Burdwan Katwa Railway is a 2 ft 6 in (762 mm) narrow gauge line, built and operated as part of McLeod’s Light Railways, in Bardhaman district in the Indian state of West Bengal. The narrow gauge track is being converted to 1,676 mm (5 ft 6 in).

McLeod & Company was the subsidiary of a London-based company of managing agents, McLeod Russell & Co. Ltd, formed to build and operate four narrow gauge railways (McLeod's Light Railways) – Burdwan Katwa Railway, Bankura Damodar Railway, Kalighat Falta Railway and Ahmedpur Katwa Railway.[1] The 53 kilometres (33 mi) long Burdwan Katwa Railway connecting Bardhaman (earlier known as Burdwan) and Katwa, built on 762 mm (30 in), was opened to traffic on 1 December 1915. In 1966, ownership of the BKR was transferred to Indian Railways' Eastern Railway which continues to operate the BKR as a narrow gauge operation.[2] As of 2004 five trains plied each way. There is a crossing point at Bolgona station. The Up and Down trains have to reach the crossing on time to facilitate crossing. The rail journey takes 2.45 hours, the engines chugging along at the maximum speed of 30 km per hour.[3]

Journey on narrow gauge

Here is a description of the journey in 2007, “The train waited for less than an hour before it returned to Katwa. Engine BK1 made little puffs of steam as it shunted, while a beggar peered in at the open swinging carriage doors, alternately moaning his distress and slurping an icy pole. The broad gauge could be heard – electric toots and diesel growlings – but was hidden by sheds. The land west of the Hooghly, though still alluvial and flat, is not as wet as riverine Bengal. Its fields, though usually covered with close-cropped green grass, bear but one crop a year and lie open, instead of being divided by watercourses and frequent villages. Altogether they do nothing to prevent the BK Railway from following a straight surveyed line, or to stop its trains from traveling at an even pace marked by the measured clunking of four-wheeled carriages on rail joints. My train from Burdwan stopped regularly, sometimes to shunt or to cross a southbound service.
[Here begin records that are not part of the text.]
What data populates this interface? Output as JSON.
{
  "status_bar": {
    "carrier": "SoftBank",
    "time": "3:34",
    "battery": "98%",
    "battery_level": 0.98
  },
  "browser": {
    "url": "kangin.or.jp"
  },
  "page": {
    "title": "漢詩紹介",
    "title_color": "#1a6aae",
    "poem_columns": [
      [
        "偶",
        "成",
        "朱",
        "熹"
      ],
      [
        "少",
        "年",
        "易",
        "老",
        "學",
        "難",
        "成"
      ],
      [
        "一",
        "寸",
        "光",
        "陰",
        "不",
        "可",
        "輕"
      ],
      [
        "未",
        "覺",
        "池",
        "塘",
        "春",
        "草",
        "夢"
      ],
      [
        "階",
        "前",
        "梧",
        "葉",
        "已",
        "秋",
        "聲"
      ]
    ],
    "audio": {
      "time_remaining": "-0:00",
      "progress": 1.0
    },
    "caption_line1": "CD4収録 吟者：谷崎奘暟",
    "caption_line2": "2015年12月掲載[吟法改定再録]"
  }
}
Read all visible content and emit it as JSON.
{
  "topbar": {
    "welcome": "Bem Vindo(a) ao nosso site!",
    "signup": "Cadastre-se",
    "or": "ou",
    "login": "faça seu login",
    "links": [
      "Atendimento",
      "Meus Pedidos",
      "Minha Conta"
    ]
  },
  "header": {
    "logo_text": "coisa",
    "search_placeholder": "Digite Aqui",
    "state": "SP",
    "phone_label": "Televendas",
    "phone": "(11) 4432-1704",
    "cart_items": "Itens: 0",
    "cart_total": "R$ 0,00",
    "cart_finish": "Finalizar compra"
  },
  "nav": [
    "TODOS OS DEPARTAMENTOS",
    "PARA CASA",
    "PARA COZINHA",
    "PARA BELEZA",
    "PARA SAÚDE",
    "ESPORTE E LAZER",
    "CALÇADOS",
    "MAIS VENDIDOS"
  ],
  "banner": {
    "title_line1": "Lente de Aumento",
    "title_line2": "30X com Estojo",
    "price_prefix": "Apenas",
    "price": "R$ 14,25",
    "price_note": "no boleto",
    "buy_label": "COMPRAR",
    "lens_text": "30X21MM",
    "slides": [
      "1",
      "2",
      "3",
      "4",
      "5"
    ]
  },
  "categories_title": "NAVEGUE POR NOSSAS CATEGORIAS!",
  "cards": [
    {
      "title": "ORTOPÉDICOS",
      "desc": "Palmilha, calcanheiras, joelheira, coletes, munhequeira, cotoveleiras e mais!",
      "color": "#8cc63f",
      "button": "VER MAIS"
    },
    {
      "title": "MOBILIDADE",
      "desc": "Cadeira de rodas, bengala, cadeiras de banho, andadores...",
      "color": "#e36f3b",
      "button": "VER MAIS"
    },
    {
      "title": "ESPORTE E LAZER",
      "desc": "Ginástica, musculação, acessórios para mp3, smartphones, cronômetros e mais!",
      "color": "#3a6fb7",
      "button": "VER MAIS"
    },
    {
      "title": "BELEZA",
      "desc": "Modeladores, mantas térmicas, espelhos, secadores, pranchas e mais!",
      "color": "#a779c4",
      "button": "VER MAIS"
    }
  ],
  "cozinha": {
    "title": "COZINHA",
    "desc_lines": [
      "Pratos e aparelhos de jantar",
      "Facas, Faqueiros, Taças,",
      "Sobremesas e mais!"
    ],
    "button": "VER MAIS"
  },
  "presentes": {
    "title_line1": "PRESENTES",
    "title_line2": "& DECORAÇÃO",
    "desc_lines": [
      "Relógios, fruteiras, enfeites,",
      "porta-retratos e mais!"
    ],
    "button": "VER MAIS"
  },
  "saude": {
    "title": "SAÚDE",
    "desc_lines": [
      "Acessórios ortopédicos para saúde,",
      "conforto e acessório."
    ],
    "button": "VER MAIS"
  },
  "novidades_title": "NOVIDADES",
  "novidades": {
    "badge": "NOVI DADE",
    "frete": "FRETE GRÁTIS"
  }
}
At each station the passenger load increased, so that after two stops the man opposite had to give up sleeping on the seat, and after several more there were fowls underfoot and small boys and women sitting on the floor and young men hanging on while standing on the footboards. So we rounded the curve into Katwa – doors open, dhotis flapping, all bound for Katwa market.” [4]

Gauge conversion

The track from Burdwan to Katwa is being converted to 1,676 mm (5 ft 6 in) wide broad gauge and electrified.[5][6] The 26 km Burdwan-Balgona section has been converted to broad gauge in 2013 and EMU train started on the section in February 2014.[7] Conversion of the remaining 26 km Balgona-Katwa section to broad gauge started in 2015.